I hope he knows that sensitivity doesn’t make you less stronger.

I wish we could watch all kinds of movies together. We’d watch crime documentaries and period films,
extraordinary action and jaw dropping thrillers. But even if I suggest a hysterical rom-com, I hope he
complies and doesn’t become outright dismissive.

I hope he tells me that he loves me. I hope I can hold him and say the silliest of things and he’d listen. I
want him to take me seriously but I also want him to fool around. I hope he takes up a lot of
responsibilities, but I hope he knows when to let go. I want him to hold me close whenever he wants to
and remind me how I belong to him.

I don’t care if people find us stupid, crazy or dramatic, I want to be stupidly, crazily, dramatically in love
with him. I want him to claim me even after I am already his. I want every day to be new. I want him to
write me notes in his best handwriting. I want him to remember stupid details like I do. I want him to
understand that I am not normal. I wish he accepts that I will never be. I wish he sees that I can paint his
world every day. But most of the days, even I have no idea what colors I have or will need.

I want to belong to such a person. But this is something I want. I want him to tell me what kind of person
he wanted to belong to. I’d try to be that person. I hope he lets me. I hope he knows that we will have
imperfections. I hope he still loves me and admires them like they were blemishes on the moon.

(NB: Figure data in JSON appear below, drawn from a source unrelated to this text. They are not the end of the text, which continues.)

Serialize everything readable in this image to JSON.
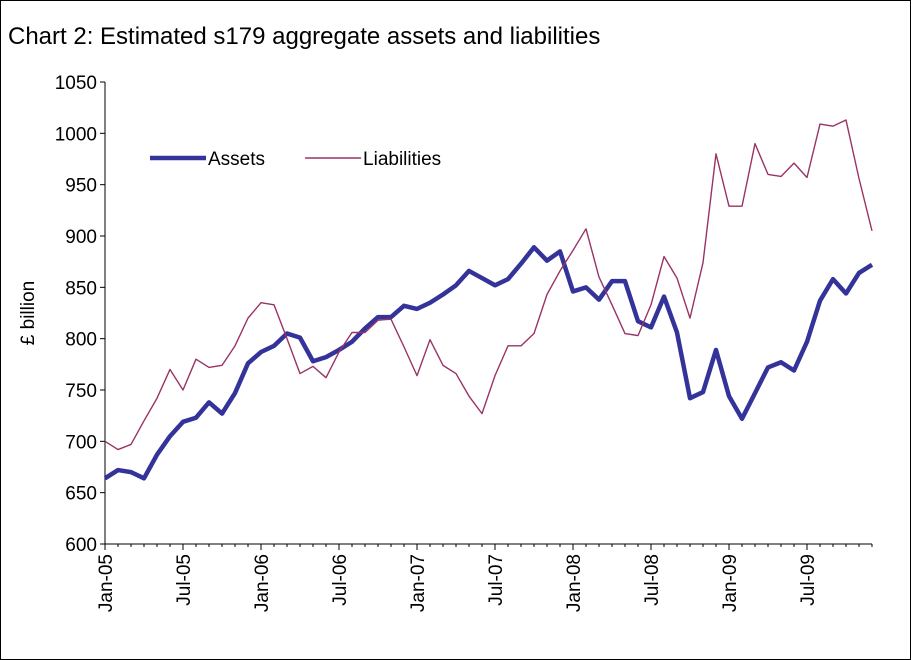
{
  "chart_data": {
    "type": "line",
    "title": "Chart 2: Estimated s179 aggregate assets and liabilities",
    "y_label": "£ billion",
    "categories": [
      "Jan-05",
      null,
      null,
      null,
      null,
      null,
      "Jul-05",
      null,
      null,
      null,
      null,
      null,
      "Jan-06",
      null,
      null,
      null,
      null,
      null,
      "Jul-06",
      null,
      null,
      null,
      null,
      null,
      "Jan-07",
      null,
      null,
      null,
      null,
      null,
      "Jul-07",
      null,
      null,
      null,
      null,
      null,
      "Jan-08",
      null,
      null,
      null,
      null,
      null,
      "Jul-08",
      null,
      null,
      null,
      null,
      null,
      "Jan-09",
      null,
      null,
      null,
      null,
      null,
      "Jul-09",
      null,
      null,
      null,
      null,
      null
    ],
    "series": [
      {
        "name": "Assets",
        "color": "#333399",
        "values": [
          664,
          672,
          670,
          664,
          687,
          705,
          719,
          723,
          738,
          727,
          747,
          776,
          787,
          793,
          805,
          801,
          778,
          782,
          789,
          797,
          810,
          821,
          821,
          832,
          829,
          835,
          843,
          852,
          866,
          859,
          852,
          858,
          873,
          889,
          876,
          885,
          846,
          850,
          838,
          856,
          856,
          817,
          811,
          841,
          806,
          742,
          748,
          789,
          744,
          722,
          747,
          772,
          777,
          769,
          797,
          837,
          858,
          844,
          864,
          872
        ]
      },
      {
        "name": "Liabilities",
        "color": "#993366",
        "values": [
          700,
          692,
          697,
          720,
          742,
          770,
          750,
          780,
          772,
          774,
          793,
          820,
          835,
          833,
          800,
          766,
          773,
          762,
          787,
          806,
          806,
          818,
          819,
          792,
          764,
          799,
          774,
          766,
          744,
          727,
          764,
          793,
          793,
          805,
          843,
          866,
          886,
          907,
          860,
          833,
          805,
          803,
          833,
          880,
          859,
          820,
          874,
          980,
          929,
          929,
          990,
          960,
          958,
          971,
          957,
          1009,
          1007,
          1013,
          956,
          905
        ]
      }
    ],
    "ylim": [
      600,
      1050
    ],
    "yticks": [
      600,
      650,
      700,
      750,
      800,
      850,
      900,
      950,
      1000,
      1050
    ],
    "grid": false,
    "legend": "upper left"
  }
}
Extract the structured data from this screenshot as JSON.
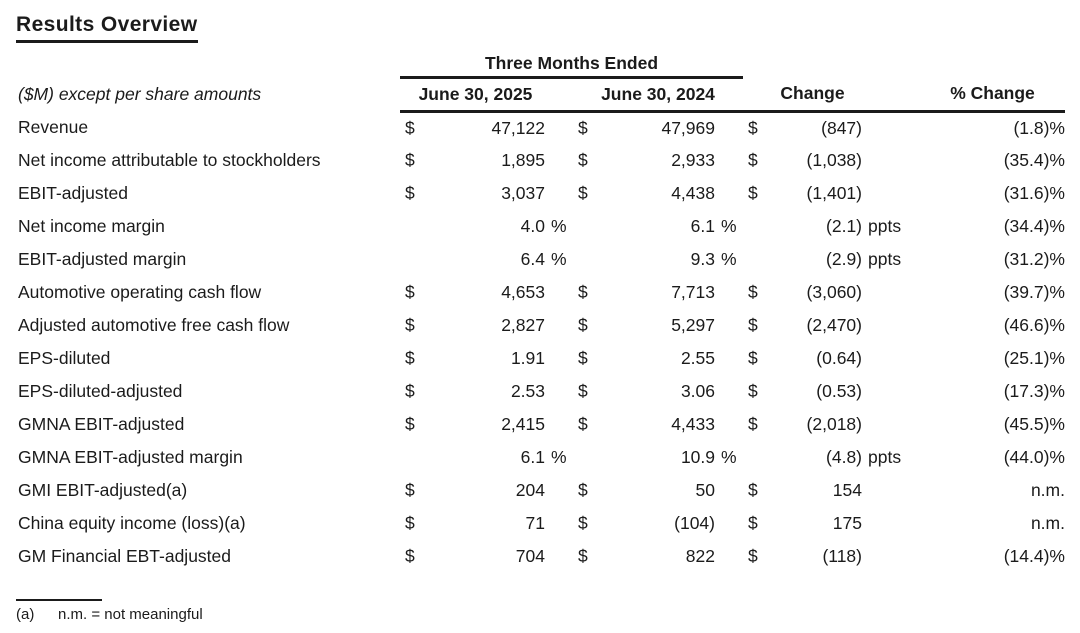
{
  "page": {
    "title": "Results Overview"
  },
  "table": {
    "group_header": "Three Months Ended",
    "row_label_header": "($M) except per share amounts",
    "columns": [
      "June 30, 2025",
      "June 30, 2024",
      "Change",
      "% Change"
    ],
    "rows": [
      {
        "label": "Revenue",
        "d1": "$",
        "v1": "47,122",
        "s1": "",
        "d2": "$",
        "v2": "47,969",
        "s2": "",
        "d3": "$",
        "v3": "(847)",
        "s3": "",
        "pct": "(1.8)%"
      },
      {
        "label": "Net income attributable to stockholders",
        "d1": "$",
        "v1": "1,895",
        "s1": "",
        "d2": "$",
        "v2": "2,933",
        "s2": "",
        "d3": "$",
        "v3": "(1,038)",
        "s3": "",
        "pct": "(35.4)%"
      },
      {
        "label": "EBIT-adjusted",
        "d1": "$",
        "v1": "3,037",
        "s1": "",
        "d2": "$",
        "v2": "4,438",
        "s2": "",
        "d3": "$",
        "v3": "(1,401)",
        "s3": "",
        "pct": "(31.6)%"
      },
      {
        "label": "Net income margin",
        "d1": "",
        "v1": "4.0",
        "s1": "%",
        "d2": "",
        "v2": "6.1",
        "s2": "%",
        "d3": "",
        "v3": "(2.1)",
        "s3": "ppts",
        "pct": "(34.4)%"
      },
      {
        "label": "EBIT-adjusted margin",
        "d1": "",
        "v1": "6.4",
        "s1": "%",
        "d2": "",
        "v2": "9.3",
        "s2": "%",
        "d3": "",
        "v3": "(2.9)",
        "s3": "ppts",
        "pct": "(31.2)%"
      },
      {
        "label": "Automotive operating cash flow",
        "d1": "$",
        "v1": "4,653",
        "s1": "",
        "d2": "$",
        "v2": "7,713",
        "s2": "",
        "d3": "$",
        "v3": "(3,060)",
        "s3": "",
        "pct": "(39.7)%"
      },
      {
        "label": "Adjusted automotive free cash flow",
        "d1": "$",
        "v1": "2,827",
        "s1": "",
        "d2": "$",
        "v2": "5,297",
        "s2": "",
        "d3": "$",
        "v3": "(2,470)",
        "s3": "",
        "pct": "(46.6)%"
      },
      {
        "label": "EPS-diluted",
        "d1": "$",
        "v1": "1.91",
        "s1": "",
        "d2": "$",
        "v2": "2.55",
        "s2": "",
        "d3": "$",
        "v3": "(0.64)",
        "s3": "",
        "pct": "(25.1)%"
      },
      {
        "label": "EPS-diluted-adjusted",
        "d1": "$",
        "v1": "2.53",
        "s1": "",
        "d2": "$",
        "v2": "3.06",
        "s2": "",
        "d3": "$",
        "v3": "(0.53)",
        "s3": "",
        "pct": "(17.3)%"
      },
      {
        "label": "GMNA EBIT-adjusted",
        "d1": "$",
        "v1": "2,415",
        "s1": "",
        "d2": "$",
        "v2": "4,433",
        "s2": "",
        "d3": "$",
        "v3": "(2,018)",
        "s3": "",
        "pct": "(45.5)%"
      },
      {
        "label": "GMNA EBIT-adjusted margin",
        "d1": "",
        "v1": "6.1",
        "s1": "%",
        "d2": "",
        "v2": "10.9",
        "s2": "%",
        "d3": "",
        "v3": "(4.8)",
        "s3": "ppts",
        "pct": "(44.0)%"
      },
      {
        "label": "GMI EBIT-adjusted(a)",
        "d1": "$",
        "v1": "204",
        "s1": "",
        "d2": "$",
        "v2": "50",
        "s2": "",
        "d3": "$",
        "v3": "154",
        "s3": "",
        "pct": "n.m."
      },
      {
        "label": "China equity income (loss)(a)",
        "d1": "$",
        "v1": "71",
        "s1": "",
        "d2": "$",
        "v2": "(104)",
        "s2": "",
        "d3": "$",
        "v3": "175",
        "s3": "",
        "pct": "n.m."
      },
      {
        "label": "GM Financial EBT-adjusted",
        "d1": "$",
        "v1": "704",
        "s1": "",
        "d2": "$",
        "v2": "822",
        "s2": "",
        "d3": "$",
        "v3": "(118)",
        "s3": "",
        "pct": "(14.4)%"
      }
    ]
  },
  "footnote": {
    "marker": "(a)",
    "text": "n.m. = not meaningful"
  }
}
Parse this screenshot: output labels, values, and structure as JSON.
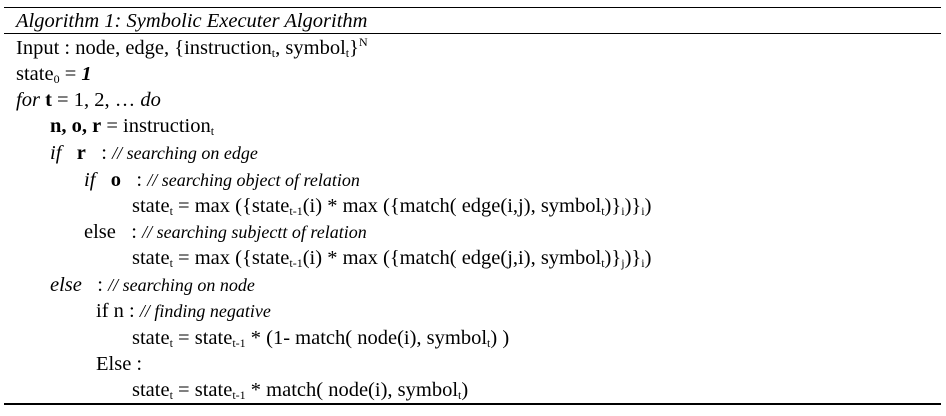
{
  "title": "Algorithm 1: Symbolic Executer Algorithm",
  "input": {
    "label": "Input : node, edge, {instruction",
    "sub_t1": "t",
    "mid": ", symbol",
    "sub_t2": "t",
    "close": "}",
    "sup_n": "N"
  },
  "init": {
    "state": "state",
    "sub0": "0",
    "eq": " = ",
    "one": "1"
  },
  "loop": {
    "for_kw": "for",
    "t_var": "t",
    "range": " = 1, 2, … ",
    "do_kw": "do"
  },
  "assign": {
    "vars": "n, o, r",
    "eq": " = instruction",
    "sub_t": "t"
  },
  "if_r": {
    "kw": "if",
    "var": "r",
    "sep": " : ",
    "comment": "// searching on edge"
  },
  "if_o": {
    "kw": "if",
    "var": "o",
    "sep": " : ",
    "comment": "// searching object of relation"
  },
  "eq_object": {
    "a": "state",
    "a_sub": "t",
    "b": " = max ({state",
    "b_sub": "t-1",
    "c": "(i) * max ({match( edge(i,j), symbol",
    "c_sub": "t",
    "d": ")}",
    "d_sub": "i",
    "e": ")}",
    "e_sub": "i",
    "f": ")"
  },
  "else_o": {
    "kw": "else",
    "sep": " : ",
    "comment": "// searching subjectt of relation"
  },
  "eq_subject": {
    "a": "state",
    "a_sub": "t",
    "b": " = max ({state",
    "b_sub": "t-1",
    "c": "(i) * max ({match( edge(j,i), symbol",
    "c_sub": "t",
    "d": ")}",
    "d_sub": "j",
    "e": ")}",
    "e_sub": "i",
    "f": ")"
  },
  "else_r": {
    "kw": "else",
    "sep": " : ",
    "comment": "// searching on node"
  },
  "if_n": {
    "kw": "if n : ",
    "comment": "// finding negative"
  },
  "eq_neg": {
    "a": "state",
    "a_sub": "t",
    "b": " = state",
    "b_sub": "t-1",
    "c": " * (1- match( node(i), symbol",
    "c_sub": "t",
    "d": ") )"
  },
  "else_n": {
    "kw": "Else :"
  },
  "eq_pos": {
    "a": "state",
    "a_sub": "t",
    "b": " = state",
    "b_sub": "t-1",
    "c": " * match( node(i), symbol",
    "c_sub": "t",
    "d": ")"
  }
}
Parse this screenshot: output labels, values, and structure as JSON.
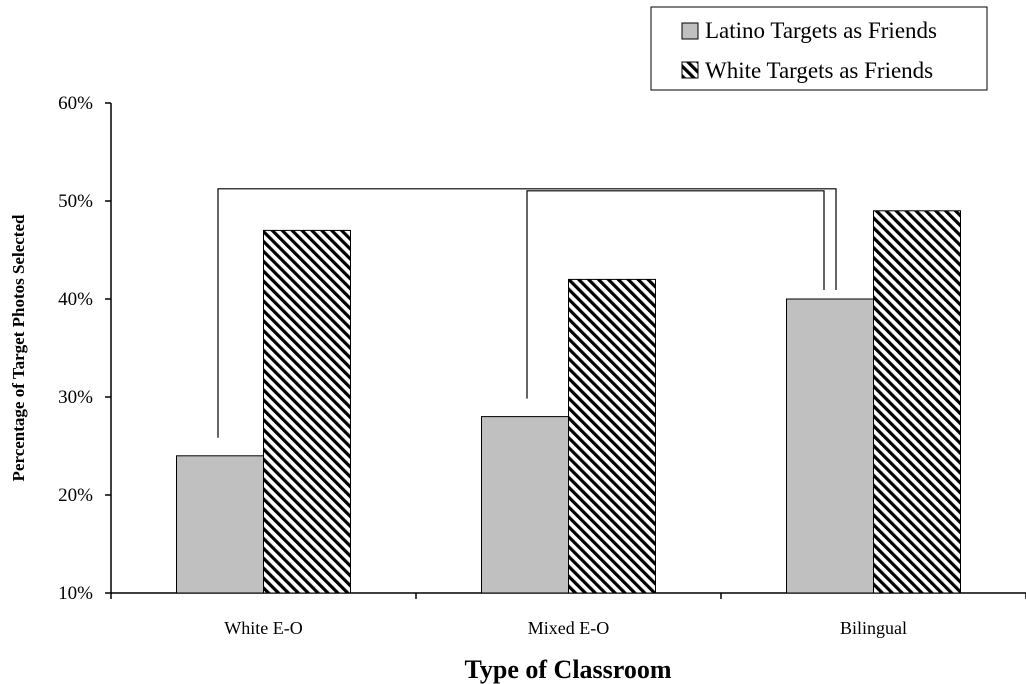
{
  "chart_data": {
    "type": "bar",
    "title": "",
    "xlabel": "Type of Classroom",
    "ylabel": "Percentage of Target Photos Selected",
    "categories": [
      "White E-O",
      "Mixed E-O",
      "Bilingual"
    ],
    "series": [
      {
        "name": "Latino Targets as Friends",
        "values": [
          24,
          28,
          40
        ],
        "fill": "#c0c0c0",
        "pattern": "solid"
      },
      {
        "name": "White Targets as Friends",
        "values": [
          47,
          42,
          49
        ],
        "fill": "#ffffff",
        "pattern": "diagonal-hatch"
      }
    ],
    "ylim": [
      10,
      60
    ],
    "yticks": [
      10,
      20,
      30,
      40,
      50,
      60
    ],
    "ytick_labels": [
      "10%",
      "20%",
      "30%",
      "40%",
      "50%",
      "60%"
    ],
    "grid": false,
    "legend_position": "top-right",
    "comparison_brackets": [
      {
        "from_category": "White E-O",
        "to_category": "Bilingual",
        "series": "Latino Targets as Friends"
      },
      {
        "from_category": "Mixed E-O",
        "to_category": "Bilingual",
        "series": "Latino Targets as Friends"
      }
    ]
  }
}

When I get absolutely drunk, I want him to scold me, hold me and remind me that this is too much
alcohol. As I throw up, I wish he watches me with fear and amusement, concern and comedy, love and
laughter. I want him to drag me back to bed and watch me until I fall asleep. I’d do the same if it was
him. I want him to wake me up the next day and whisper all the embarrassing things I did.

When I ask him to watch Breakfast at Tiffany’s, on a random midnight, cuddled up with coffee and
candies and Audrey says, "People don’t belong to people ", with the same magic, I want him to foolishly
look at me and say, "Not you! You belong to me. "

I want him to hold that romantic, dreamy, unearthly gaze for a few seconds. After that, whether he
decides to kiss me or crack up at the ultimate cringe, it’s up to him.

I wouldn’t care. I would have belonged to him anyways.